Well, this part of your argument isn't absurd at least. It's gene machine Darwinism and the philosopher Schopenhauer saw the sex drive (or "will to life") as you do. The bit that is absurd is to assume that because you are supposedly happy with your life as it is and have all of the friends and companions that you need the same must be the case with everybody else. The other bit that's silly is where you seem to not understand why some people would prefer to have sex within a "meaningful relationship", rather than just sowing their wild oats all over the place. You said elsewhere that you aren't telling us not to fall in love. Well, people do fall in love all the time and even if it is sexual love there is more to a relationship than just having sex. I personally don't have many friends or much of a social life and I don't actually care about that because I am happy enough if I have my family and a woman that I care about that cares about me. I don't actually want to be with someone that's having sex with other men. I don't want a casual relationship with someone that's going to walk out my door because she has a boyfriend that she would rather be with even if she's coming to me for the sex and going to him for the relationship and I don't want someone that plays one guy off against another. I don't want sloppy seconds and I don't want to get a sexually transmitted disease.

markc48's photo
Thu 01/17/13 07:02 PM
I kinda agree with Tex. I am not taking a woman out a dozen times and not be getting any. If im getting some I might stick around just as long as we get along ok.

OkiHeadDoctor's photo
Thu 01/17/13 10:48 PM
Edited by OkiHeadDoctor on Thu 01/17/13 10:50 PM


It seems to me all men want is sex!The amount of men iv,e had that just want sex! well i want more than that!
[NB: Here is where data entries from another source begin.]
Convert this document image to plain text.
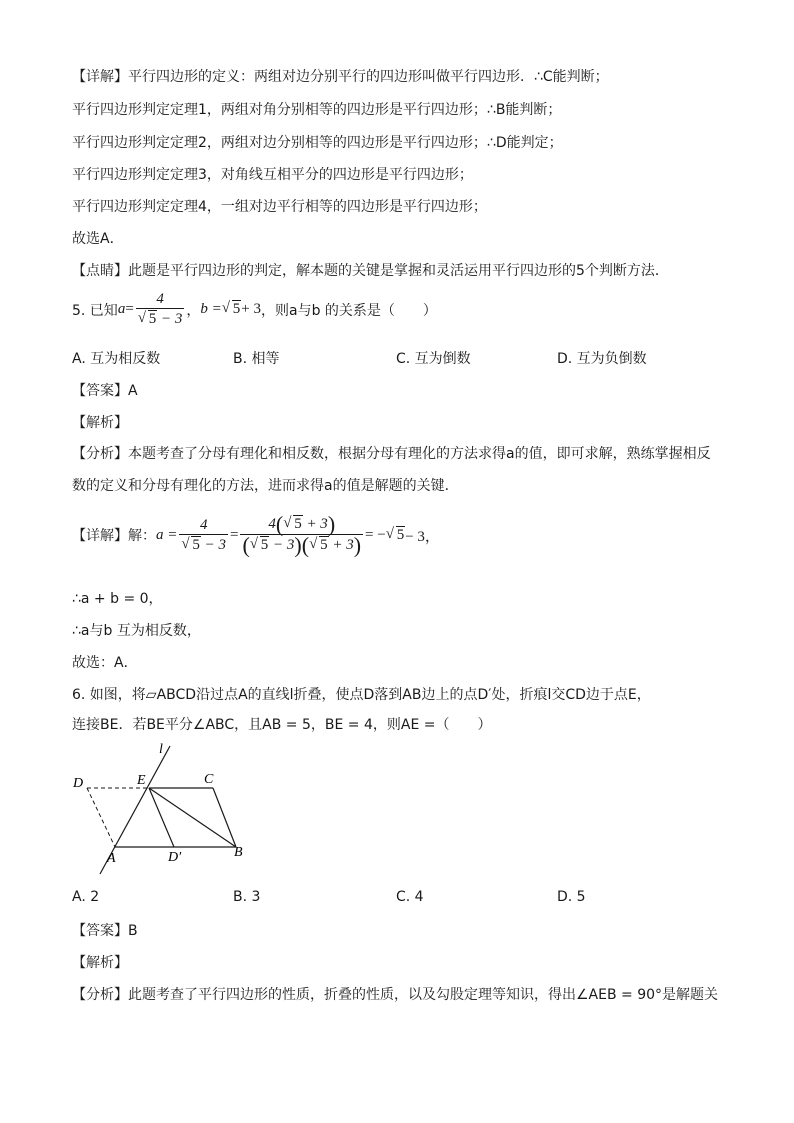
【详解】平行四边形的定义：两组对边分别平行的四边形叫做平行四边形．∴C能判断；
平行四边形判定定理1，两组对角分别相等的四边形是平行四边形；∴B能判断；
平行四边形判定定理2，两组对边分别相等的四边形是平行四边形；∴D能判定；
平行四边形判定定理3，对角线互相平分的四边形是平行四边形；
平行四边形判定定理4，一组对边平行相等的四边形是平行四边形；
故选A．
【点睛】此题是平行四边形的判定，解本题的关键是掌握和灵活运用平行四边形的5个判断方法．
5. 已知 a = 4
√ 5 − 3 ， b = √ 5 + 3 ，则a与b 的关系是（　　）
A. 互为相反数	B. 相等	C. 互为倒数	D. 互为负倒数
【答案】A
【解析】
【分析】本题考查了分母有理化和相反数，根据分母有理化的方法求得a的值，即可求解，熟练掌握相反
数的定义和分母有理化的方法，进而求得a的值是解题的关键．
【详解】解： a = 4
√ $5 - 3 = \frac{4( √ 5 + 3)}{( √ 5 - 3)( √ 5 + 3)}$ = − √ 5 − 3，
∴a + b = 0，
∴a与b 互为相反数，
故选：A．
6. 如图，将▱ABCD沿过点A的直线l折叠，使点D落到AB边上的点D′处，折痕l交CD边于点E，
连接BE．若BE平分∠ABC，且AB = 5，BE = 4，则AE =（　　）
l
D	E	C
A	D′	B
A. 2	B. 3	C. 4	D. 5
【答案】B
【解析】
【分析】此题考查了平行四边形的性质，折叠的性质，以及勾股定理等知识，得出∠AEB = 90°是解题关
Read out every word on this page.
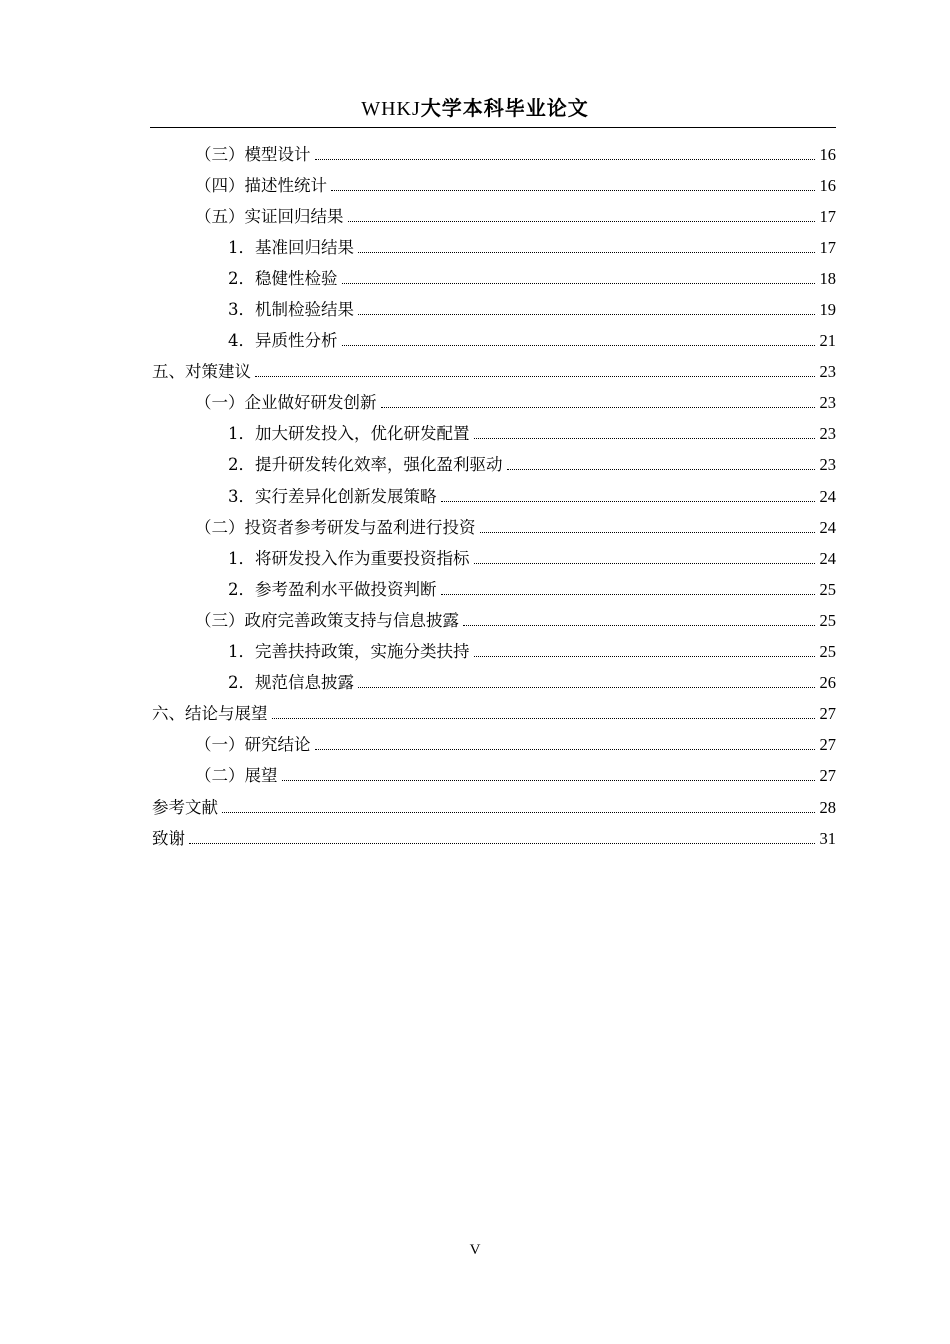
WHKJ大学本科毕业论文
（三）模型设计	16
（四）描述性统计	16
（五）实证回归结果	17
1．基准回归结果	17
2．稳健性检验	18
3．机制检验结果	19
4．异质性分析	21
五、对策建议	23
（一）企业做好研发创新	23
1．加大研发投入，优化研发配置	23
2．提升研发转化效率，强化盈利驱动	23
3．实行差异化创新发展策略	24
（二）投资者参考研发与盈利进行投资	24
1．将研发投入作为重要投资指标	24
2．参考盈利水平做投资判断	25
（三）政府完善政策支持与信息披露	25
1．完善扶持政策，实施分类扶持	25
2．规范信息披露	26
六、结论与展望	27
（一）研究结论	27
（二）展望	27
参考文献	28
致谢	31
V
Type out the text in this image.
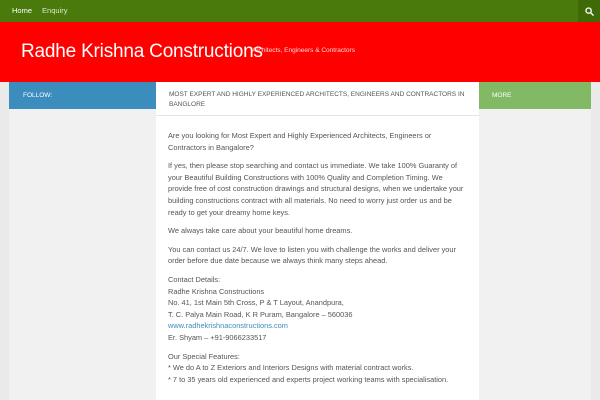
Home	Enquiry
Radhe Krishna Constructions
Architects, Engineers & Contractors
FOLLOW:	MORE
MOST EXPERT AND HIGHLY EXPERIENCED ARCHITECTS, ENGINEERS AND CONTRACTORS IN BANGLORE

Are you looking for Most Expert and Highly Experienced Architects, Engineers or Contractors in Bangalore?

If yes, then please stop searching and contact us immediate. We take 100% Guaranty of your Beautiful Building Constructions with 100% Quality and Completion Timing. We provide free of cost construction drawings and structural designs, when we undertake your building constructions contract with all materials. No need to worry just order us and be ready to get your dreamy home keys.

We always take care about your beautiful home dreams.

You can contact us 24/7. We love to listen you with challenge the works and deliver your order before due date because we always think many steps ahead.

Contact Details:
Radhe Krishna Constructions
No. 41, 1st Main 5th Cross, P & T Layout, Anandpura,
T. C. Palya Main Road, K R Puram, Bangalore – 560036
www.radhekrishnaconstructions.com
Er. Shyam – +91-9066233517

Our Special Features:
* We do A to Z Exteriors and Interiors Designs with material contract works.
* 7 to 35 years old experienced and experts project working teams with specialisation.
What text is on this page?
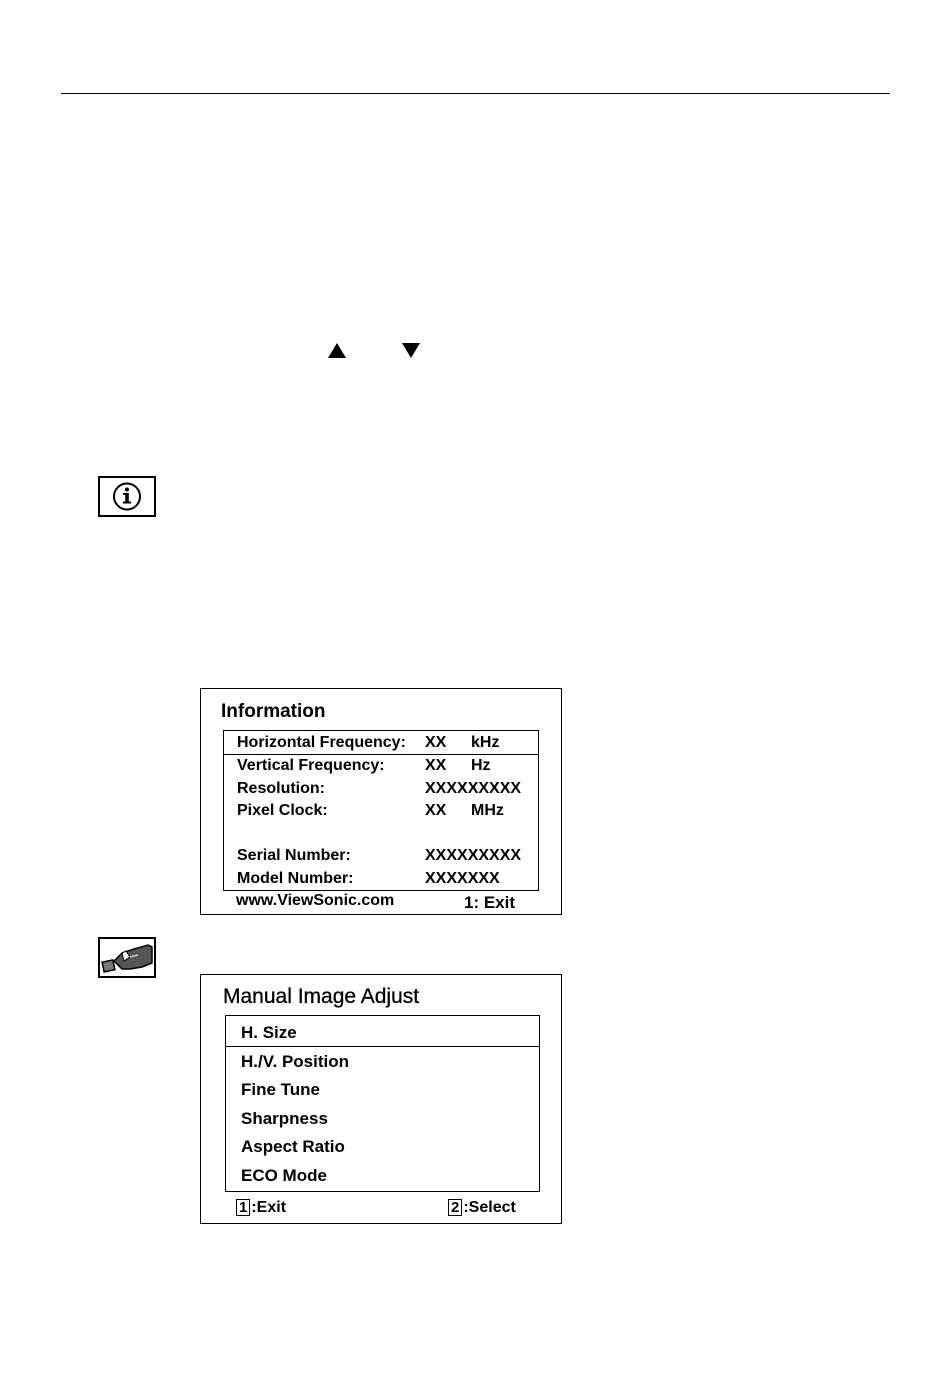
Information
Horizontal Frequency: XX kHz
Vertical Frequency:	XX Hz
Resolution:	XXXXXXXXX
Pixel Clock:	XX MHz
Serial Number:	XXXXXXXXX
Model Number:	XXXXXXX
www.ViewSonic.com	1: Exit
Manual Image Adjust
H. Size
H./V. Position
Fine Tune
Sharpness
Aspect Ratio
ECO Mode
1 :Exit	2 :Select
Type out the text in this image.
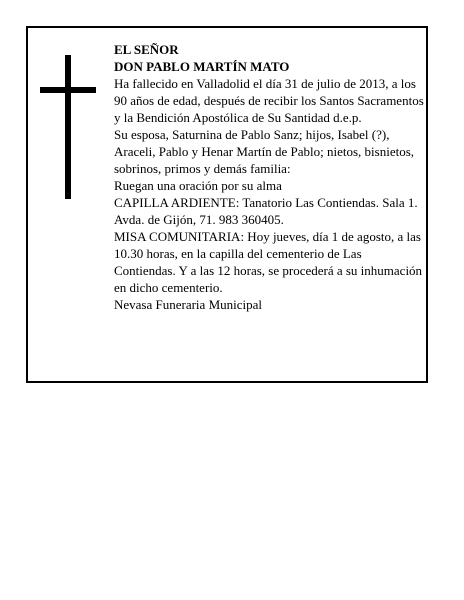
EL SEÑOR

DON PABLO MARTÍN MATO

Ha fallecido en Valladolid el día 31 de julio de 2013, a los 90 años de edad, después de recibir los Santos Sacramentos y la Bendición Apostólica de Su Santidad d.e.p.

Su esposa, Saturnina de Pablo Sanz; hijos, Isabel (?), Araceli, Pablo y Henar Martín de Pablo; nietos, bisnietos, sobrinos, primos y demás familia:

Ruegan una oración por su alma

CAPILLA ARDIENTE: Tanatorio Las Contiendas. Sala 1. Avda. de Gijón, 71. 983 360405.

MISA COMUNITARIA: Hoy jueves, día 1 de agosto, a las 10.30 horas, en la capilla del cementerio de Las Contiendas. Y a las 12 horas, se procederá a su inhumación en dicho cementerio.

Nevasa Funeraria Municipal
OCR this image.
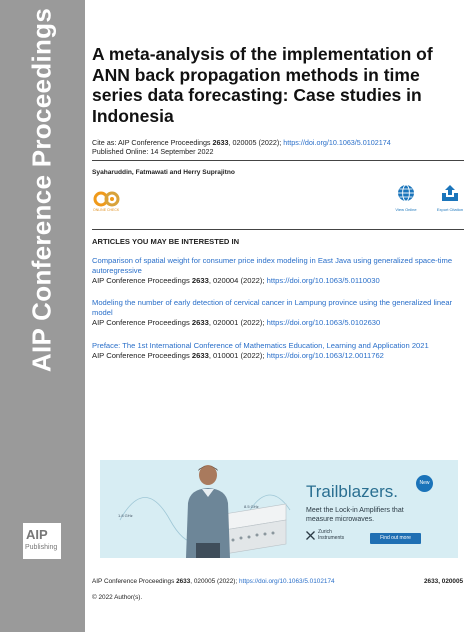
AIP Conference Proceedings
AIP
Publishing
A meta-analysis of the implementation of ANN back propagation methods in time series data forecasting: Case studies in Indonesia
Cite as: AIP Conference Proceedings 2633, 020005 (2022); https://doi.org/10.1063/5.0102174
Published Online: 14 September 2022
Syaharuddin, Fatmawati and Herry Suprajitno
ONLINE CHECK	View Online	Export Citation
ARTICLES YOU MAY BE INTERESTED IN
Comparison of spatial weight for consumer price index modeling in East Java using generalized space-time autoregressive
AIP Conference Proceedings 2633, 020004 (2022); https://doi.org/10.1063/5.0110030
Modeling the number of early detection of cervical cancer in Lampung province using the generalized linear model
AIP Conference Proceedings 2633, 020001 (2022); https://doi.org/10.1063/5.0102630
Preface: The 1st International Conference of Mathematics Education, Learning and Application 2021
AIP Conference Proceedings 2633, 010001 (2022); https://doi.org/10.1063/12.0011762
1.8 GHz
8.5 GHz
Trailblazers.	New
Meet the Lock-in Amplifiers that measure microwaves.
Zurich
Instruments	Find out more
AIP Conference Proceedings 2633, 020005 (2022); https://doi.org/10.1063/5.0102174	2633, 020005
© 2022 Author(s).
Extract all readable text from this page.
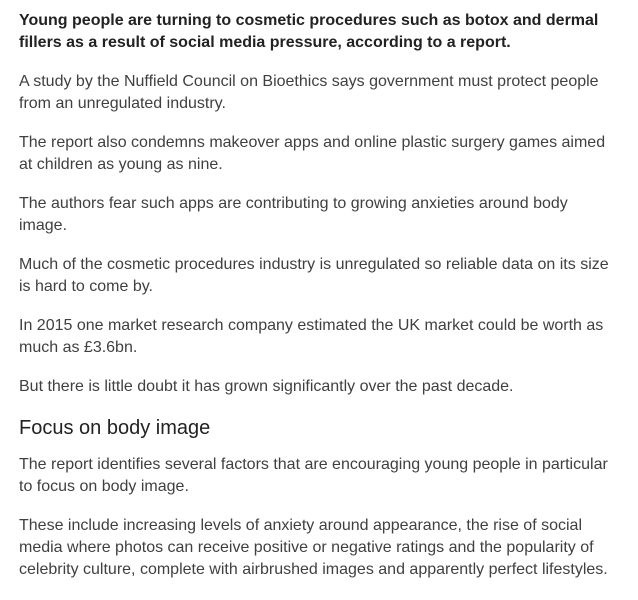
Young people are turning to cosmetic procedures such as botox and dermal fillers as a result of social media pressure, according to a report.

A study by the Nuffield Council on Bioethics says government must protect people from an unregulated industry.

The report also condemns makeover apps and online plastic surgery games aimed at children as young as nine.

The authors fear such apps are contributing to growing anxieties around body image.

Much of the cosmetic procedures industry is unregulated so reliable data on its size is hard to come by.

In 2015 one market research company estimated the UK market could be worth as much as £3.6bn.

But there is little doubt it has grown significantly over the past decade.

Focus on body image

The report identifies several factors that are encouraging young people in particular to focus on body image.

These include increasing levels of anxiety around appearance, the rise of social media where photos can receive positive or negative ratings and the popularity of celebrity culture, complete with airbrushed images and apparently perfect lifestyles.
All we want from women is sex. Everything else we can do for ourselves.

Why can't women do for themselves? We're all equal, right? Why do women want or need relationships?


You Scoundrel = that's deep and I agree! Apologies for the tangent, but I have pondered this for many moons. Men & women are equal, right? Then why... I digress.

Everyone have a quick read of Why Men Want Sex and Women Need Love by Barbera & Allan Pease. You won't agree with every word, but it'll make you think! I agree with most of the concepts and apologize if I think of you bent over when I first see you. Only after this crappy marriage do I look for more than window-dressing or the promise of of some good, wet lovin. I am a tad-bit wiser now, and do NOT think with the little head too much...

Jtevans's photo
Thu 01/17/13 10:51 PM

It seems to me all men want is sex!The amount of men iv,e had that just want sex! well i want more than that!



not just sex.we want a woman to cook for us too!

OkiHeadDoctor's photo
Thu 01/17/13 10:55 PM

I don't always want sex.
A BJ every once in a while will suffice.smokin


Right on time! It was starting to get all tense up in here. I too would love more insight into the minds of folks. Generally speaking, I am relatively happy, but some good sex and the occasional thrilling conversation would make life near perfect.

TawtStrat's photo
Fri 01/18/13 03:48 AM
I think that people like Tex basically don't want to get emotionally involved and it's as simple as that. He thinks that the sex is the good bit and everything else is just a hassle. Well, it can be a hassle and you can get hurt but even when your girlfriend is giving you grief and being a massive pain that's real passion.

You say that you don't go with hookers because what gets you off is giving women pleasure. Well, you can please a woman in many ways apart from just satisfying her in bed. That doesn't mean that relationships should be all about pandering to them and being a doormat that they can walk all over.

uncajimmy's photo
Fri 01/18/13 03:59 AM


It seems to me all men want is sex!The amount of men iv,e had that just want sex! well i want more than that!